Abstract 12201: Dissecting the Protective Effect of Phosphodiesterase 3A Hyperactivity on the Heart Using Single Nuclei Sequencing and Induced Pluripotent Stem Cell-Derived Cardiomyocytes

Abstract

Mutations causing hyperactivity of phosphodiesterase 3A (PDE3A) lead to autosomal dominant hypertension with brachydactyly type E. Affected patients suffer from profoundly increased blood pressure and, if untreated, die from stroke at the age of 50 years. Surprisingly, the hearts of affected individuals show little signs of hypertrophic responses to these conditions, indicating a beneficial effect of PDE3A hyperactivity on the damaging mechanisms of the heart. PDE3A inhibition was previously tested as a treatment for heart failure. While PDE3A inhibitors lead to short term positive inotropy, treatment with these drugs decreases overall survival of heart failure patients, underlining the importance of PDE3A in the heart. As arterial hypertension is a major risk factor for cardiovascular disease and proves to be a major burden on the healthcare system, dissecting the mechanisms underlying the protective effect of PDE3A can open new paths to preventing and treating heart failure.

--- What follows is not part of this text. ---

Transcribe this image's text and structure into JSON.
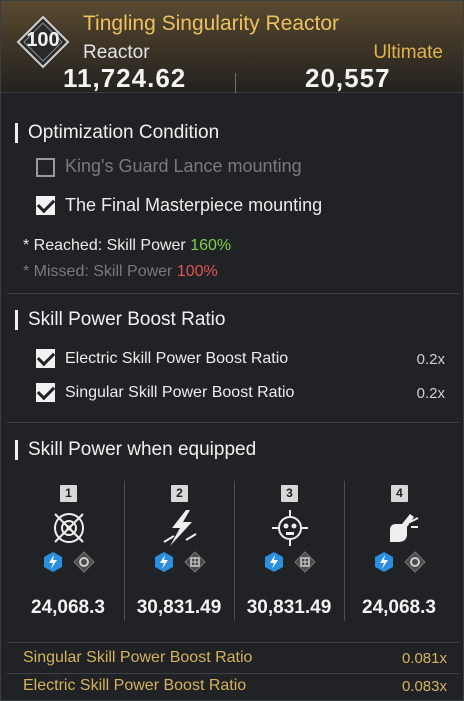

We hypothesize that PDE3A activation protects the heart from the detrimental effects of high blood pressure via spatially distinct regulation of cAMP levels through its different isoforms, leading to an altered calcium handling of cardiomyocytes. We are focusing on two mutations causing PDE3A hyperactivity, one in a regulatory hotspot the other in the catalytic domain. Using single nuclei sequencing of left ventricles of rats, genetically engineered to recapitulate the human mutations, we are dissecting the differences in the cell type-specific gene regulatory response to high blood pressure compared to the wildtype. To follow up in a human model system, we used genome editing to introduce the mutations of interest into human induced pluripotent stem cells (hiPSC). hiPSC lines containing PDE3A mutations as well as isogenic matched control hiPSCs were differentiated to generate hiPSC-derived cardiomyocytes (hiPSC-CMs). Preliminary data from a well-established 2D system show significantly altered calcium handling of PDE3A-mutant hiPSC-CMs. Performing RNA-sequencing, calcium imaging and cAMP measurements in isogenic hiPSC-CMs, we are functionally characterizing the effect of PDE3A activity on cardiomyocyte profile and physiology to a high resolution.